MOORESVILLE, N.C. – The NTT IndyCar Series doesn’t have a green, white, checkered flag rule, but Tony Kanaan’s career is about to enter overtime.
Kanaan, the 2004 NTT IndyCar Series champion, 2013 Indianapolis 500 winner and a 17-time IndyCar race winner, has added two more seasons to his career that was originally set to conclude in 2020.
He will team up with seven-time NASCAR Cup Series champion Jimmie Johnson in the No. 48 Honda at Chip Ganassi Racing. Kanaan will drive in the four oval races on the schedule, with Johnson driving in the road and street course races.
“Let’s just call it I’m sharing the 48 with seven-time,” Kanaan quipped Monday afternoon, referring to Johnson’s nickname.
Because of the COVID-19 pandemic limited fan access to the 2020 IndyCar contests, Kanaan, who drove on the oval races for A.J. Foyt Racing, wanted to return to the cockpit so that he could do a proper sendoff with the fans. Meanwhile, Johnson was trying to put an Indy car deal together once he completed his final NASCAR Cup Series season.
Johnson placed a phone call to Kanaan to tell him his ambitious plan and ask if he were interested in being part of it.
Kanaan remembers every detail of that phone call.
“It is one of those things that you remember exactly the day, the clothes you were wearing, where you were and so on,” Kanaan recalled. “I was actually on my bike working out, which is not a surprise, here at home, and the phone rang, and it was Jimmie. I’m like, whoa, I thought he was going to invite me to do a triathlon or something like that, and he popped the question, and I said, ‘Are you joking? I don’t think we can pull this off.’
“Without the sponsors that would have never happened. And obviously Chip Ganassi giving me the opportunity to come back.”
In addition to Carvana sponsoring the No. 48 for Johnson, NTT Data, Bryant’s Heating and Cooling, 7-Eleven and Big Machine are back to support Kanaan’s races in the No. 48 Honda.
“If it wasn’t for them and Chip, obviously this would not have happened,” Kanaan said. “Bryant has been with me since 2003. NTT has been with me since I’ve joined Ganassi, and since I left Ganassi they came with me, as well, and now they’re back.
“If there is somebody to blame, number one, it would be my sponsors that when I came back saying maybe we should come back next year.
“How cool is that; know what I mean? I woke up this morning, I feel extremely lucky, man. I’m going to go back to a team with my best friend Dario Franchitti, my other best friend Scott Dixon, and now Jimmie. How cool is that to write a story afterwards when it’s all over?

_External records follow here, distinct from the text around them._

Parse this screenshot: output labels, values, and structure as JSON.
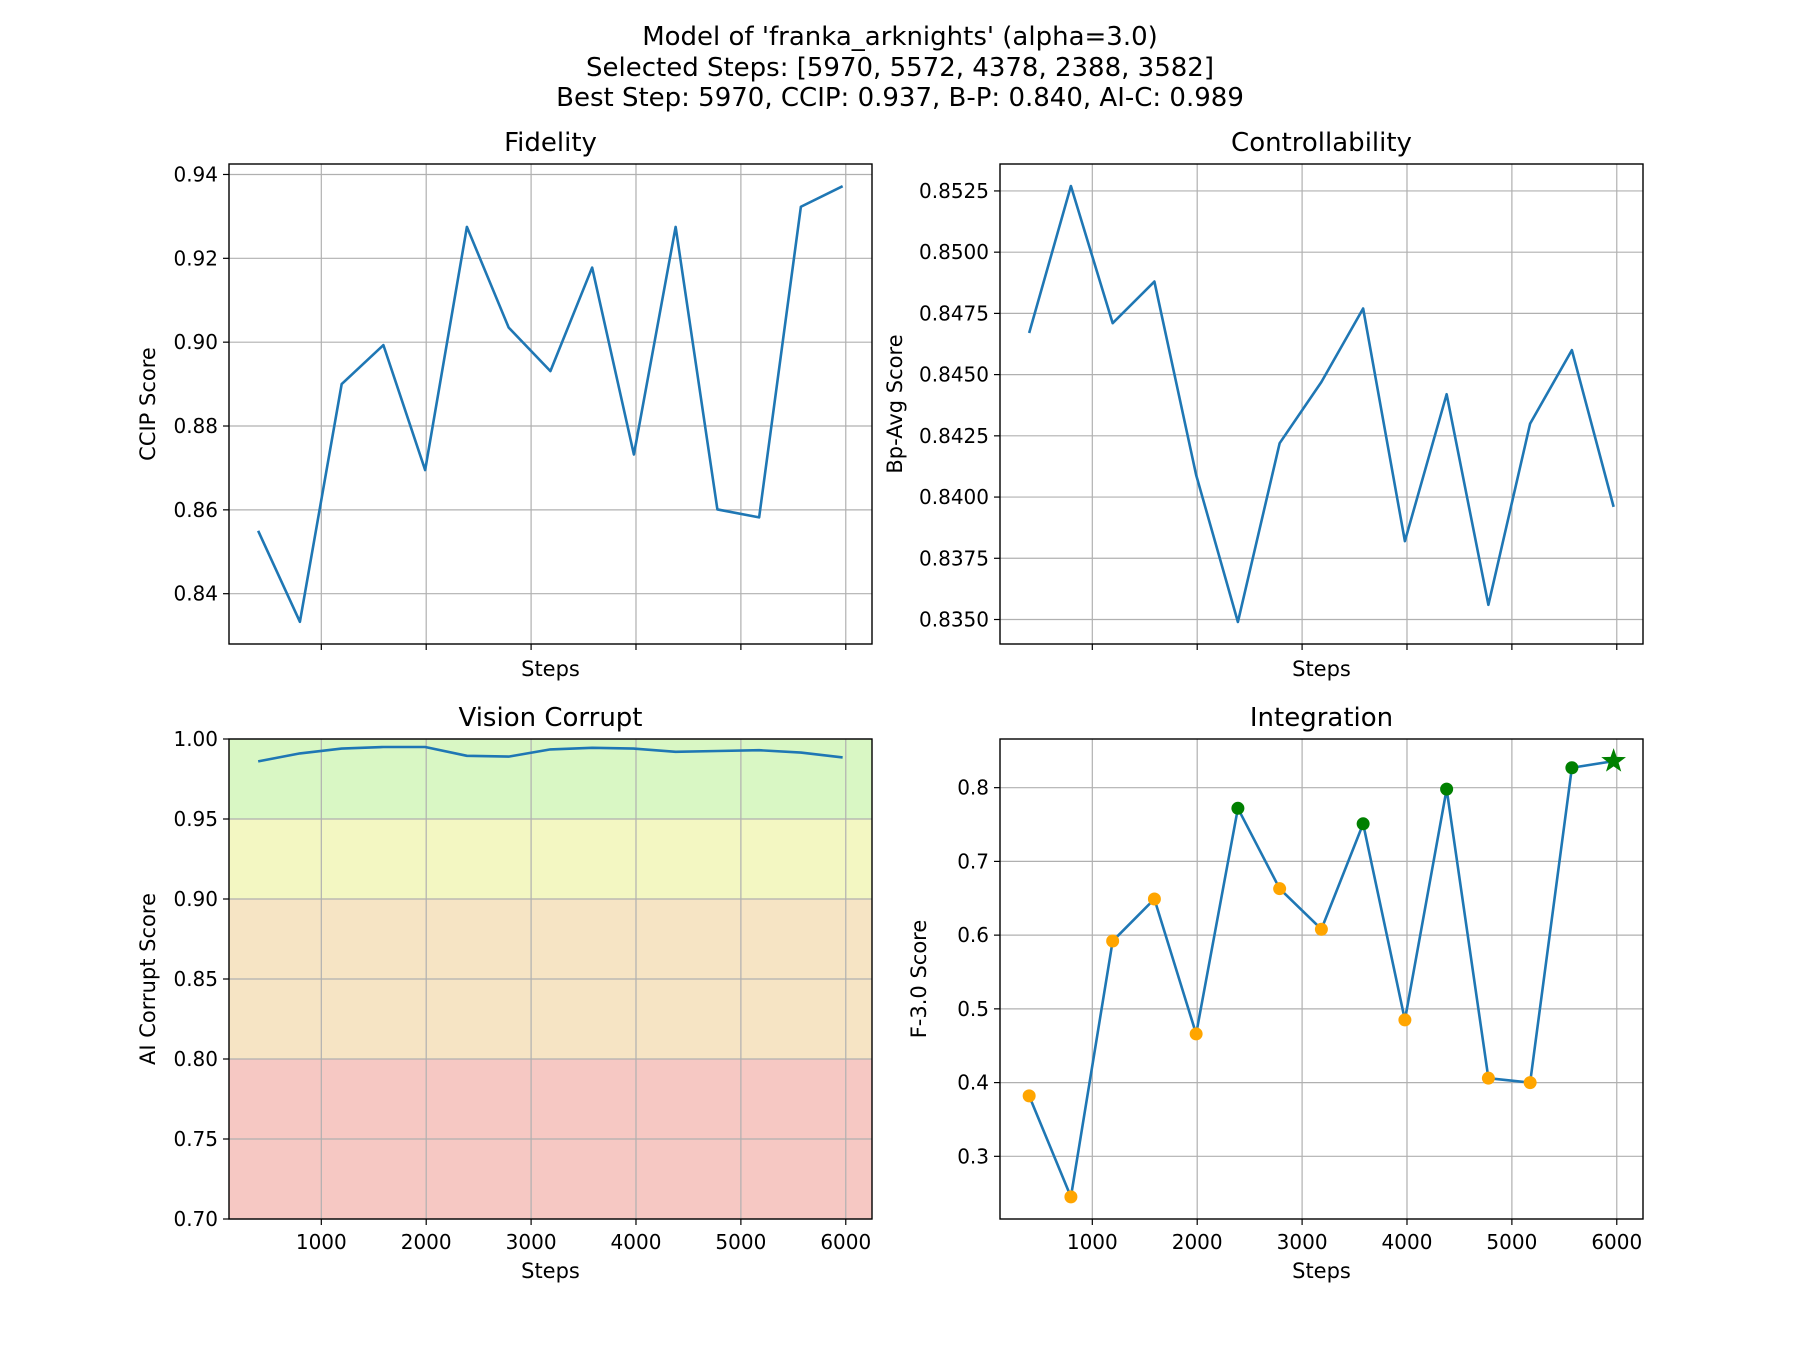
{
  "figure": {
    "title_lines": [
      "Model of 'franka_arknights' (alpha=3.0)",
      "Selected Steps: [5970, 5572, 4378, 2388, 3582]",
      "Best Step: 5970, CCIP: 0.937, B-P: 0.840, AI-C: 0.989"
    ]
  },
  "colors": {
    "line": "#1f77b4",
    "grid": "#b0b0b0",
    "selected_point": "#008000",
    "other_point": "#ffa500",
    "band_excellent": "#d9f7c4",
    "band_good": "#f3f7c2",
    "band_fair": "#f6e4c4",
    "band_poor": "#f6c8c3"
  },
  "chart_data": [
    {
      "type": "line",
      "title": "Fidelity",
      "xlabel": "Steps",
      "ylabel": "CCIP Score",
      "x": [
        398,
        796,
        1194,
        1592,
        1990,
        2388,
        2786,
        3184,
        3582,
        3980,
        4378,
        4776,
        5174,
        5572,
        5970
      ],
      "y": [
        0.855,
        0.8333,
        0.89,
        0.8993,
        0.8695,
        0.9275,
        0.9035,
        0.8931,
        0.9178,
        0.8732,
        0.9275,
        0.8601,
        0.8582,
        0.9323,
        0.9372
      ],
      "xlim": [
        120,
        6250
      ],
      "ylim": [
        0.828,
        0.9425
      ],
      "xticks": [
        1000,
        2000,
        3000,
        4000,
        5000,
        6000
      ],
      "yticks": [
        0.84,
        0.86,
        0.88,
        0.9,
        0.92,
        0.94
      ],
      "ytick_labels": [
        "0.84",
        "0.86",
        "0.88",
        "0.90",
        "0.92",
        "0.94"
      ],
      "show_xtick_labels": false,
      "grid": true
    },
    {
      "type": "line",
      "title": "Controllability",
      "xlabel": "Steps",
      "ylabel": "Bp-Avg Score",
      "x": [
        398,
        796,
        1194,
        1592,
        1990,
        2388,
        2786,
        3184,
        3582,
        3980,
        4378,
        4776,
        5174,
        5572,
        5970
      ],
      "y": [
        0.8467,
        0.8527,
        0.8471,
        0.8488,
        0.8409,
        0.8349,
        0.8422,
        0.8447,
        0.8477,
        0.8382,
        0.8442,
        0.8356,
        0.843,
        0.846,
        0.8396
      ],
      "xlim": [
        120,
        6250
      ],
      "ylim": [
        0.834,
        0.8536
      ],
      "xticks": [
        1000,
        2000,
        3000,
        4000,
        5000,
        6000
      ],
      "yticks": [
        0.835,
        0.8375,
        0.84,
        0.8425,
        0.845,
        0.8475,
        0.85,
        0.8525
      ],
      "ytick_labels": [
        "0.8350",
        "0.8375",
        "0.8400",
        "0.8425",
        "0.8450",
        "0.8475",
        "0.8500",
        "0.8525"
      ],
      "show_xtick_labels": false,
      "grid": true
    },
    {
      "type": "line",
      "title": "Vision Corrupt",
      "xlabel": "Steps",
      "ylabel": "AI Corrupt Score",
      "x": [
        398,
        796,
        1194,
        1592,
        1990,
        2388,
        2786,
        3184,
        3582,
        3980,
        4378,
        4776,
        5174,
        5572,
        5970
      ],
      "y": [
        0.986,
        0.991,
        0.994,
        0.995,
        0.995,
        0.9895,
        0.989,
        0.9935,
        0.9945,
        0.994,
        0.992,
        0.9925,
        0.993,
        0.9915,
        0.9885
      ],
      "xlim": [
        120,
        6250
      ],
      "ylim": [
        0.7,
        1.0
      ],
      "xticks": [
        1000,
        2000,
        3000,
        4000,
        5000,
        6000
      ],
      "xtick_labels": [
        "1000",
        "2000",
        "3000",
        "4000",
        "5000",
        "6000"
      ],
      "yticks": [
        0.7,
        0.75,
        0.8,
        0.85,
        0.9,
        0.95,
        1.0
      ],
      "ytick_labels": [
        "0.70",
        "0.75",
        "0.80",
        "0.85",
        "0.90",
        "0.95",
        "1.00"
      ],
      "show_xtick_labels": true,
      "background_bands": [
        {
          "from": 0.95,
          "to": 1.0,
          "color": "#d9f7c4"
        },
        {
          "from": 0.9,
          "to": 0.95,
          "color": "#f3f7c2"
        },
        {
          "from": 0.8,
          "to": 0.9,
          "color": "#f6e4c4"
        },
        {
          "from": 0.7,
          "to": 0.8,
          "color": "#f6c8c3"
        }
      ],
      "grid": true
    },
    {
      "type": "line",
      "title": "Integration",
      "xlabel": "Steps",
      "ylabel": "F-3.0 Score",
      "x": [
        398,
        796,
        1194,
        1592,
        1990,
        2388,
        2786,
        3184,
        3582,
        3980,
        4378,
        4776,
        5174,
        5572,
        5970
      ],
      "y": [
        0.382,
        0.245,
        0.592,
        0.649,
        0.466,
        0.772,
        0.663,
        0.608,
        0.751,
        0.485,
        0.798,
        0.406,
        0.4,
        0.827,
        0.836
      ],
      "xlim": [
        120,
        6250
      ],
      "ylim": [
        0.215,
        0.866
      ],
      "xticks": [
        1000,
        2000,
        3000,
        4000,
        5000,
        6000
      ],
      "xtick_labels": [
        "1000",
        "2000",
        "3000",
        "4000",
        "5000",
        "6000"
      ],
      "yticks": [
        0.3,
        0.4,
        0.5,
        0.6,
        0.7,
        0.8
      ],
      "ytick_labels": [
        "0.3",
        "0.4",
        "0.5",
        "0.6",
        "0.7",
        "0.8"
      ],
      "show_xtick_labels": true,
      "selected_steps": [
        5970,
        5572,
        4378,
        2388,
        3582
      ],
      "best_step": 5970,
      "grid": true
    }
  ]
}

“I feel blessed. I can’t thank everybody enough for pulling all this effort together, my family, my wife. She kind of knew that I wasn’t giving up. I guess she’s okay to put up with me for another couple years like that.”
Timing is everything and this is perfect evidence of that. If there had been no pandemic and the season was run as scheduled with full attendance, Kanaan’s career would probably have concluded as planned.
“I would say probably if it wasn’t for the pandemic, I wouldn’t probably have changed my mind,” Kanaan explained. “There were some talks about doing the 500 and on and off and this and that, but I wasn’t clear.
“When I said, this is not the way I want to go, I was fully aware that this was what I wanted, but that didn’t mean that’s what was going to happen.
“But like anything in my life, it never came easy, and I made the decision, and if it didn’t go through, I was going to have to own it. I put my head into it. I said, oh, well, I’m not going to give myself an option, I’m going to make it work, and luckily, like I said before, I have great partners like NTT and Bryant. And as soon as I came back with them, 7-Eleven is back, too, Big Machine is coming back, all of them.”
Kanaan is the final piece to the No. 48 that had to be completed to make it a full-time entry in the 2021 and 2022 NTT IndyCar Series seasons. According to Kanaan, it wasn’t finalized until last week.
“The talks were always there,” Kanaan said. “As long as you’re out of contract, you are talking to everybody. I was in negotiations with Larry Foyt. I was always up front with him. We talked to other teams. Meantime everything else was happening.
“We got it done in amazingly record time, for how complicated the deal was.”
With Johnson’s seven Cup championships in NASCAR and Kanaan’s 2004 IndyCar title, the No. 48 ride could be called eight-time in terms of the combined championships for the two drivers.
“We can call it the eight-time,” Kanaan said. “That’s a good hashtag, #eighttime.”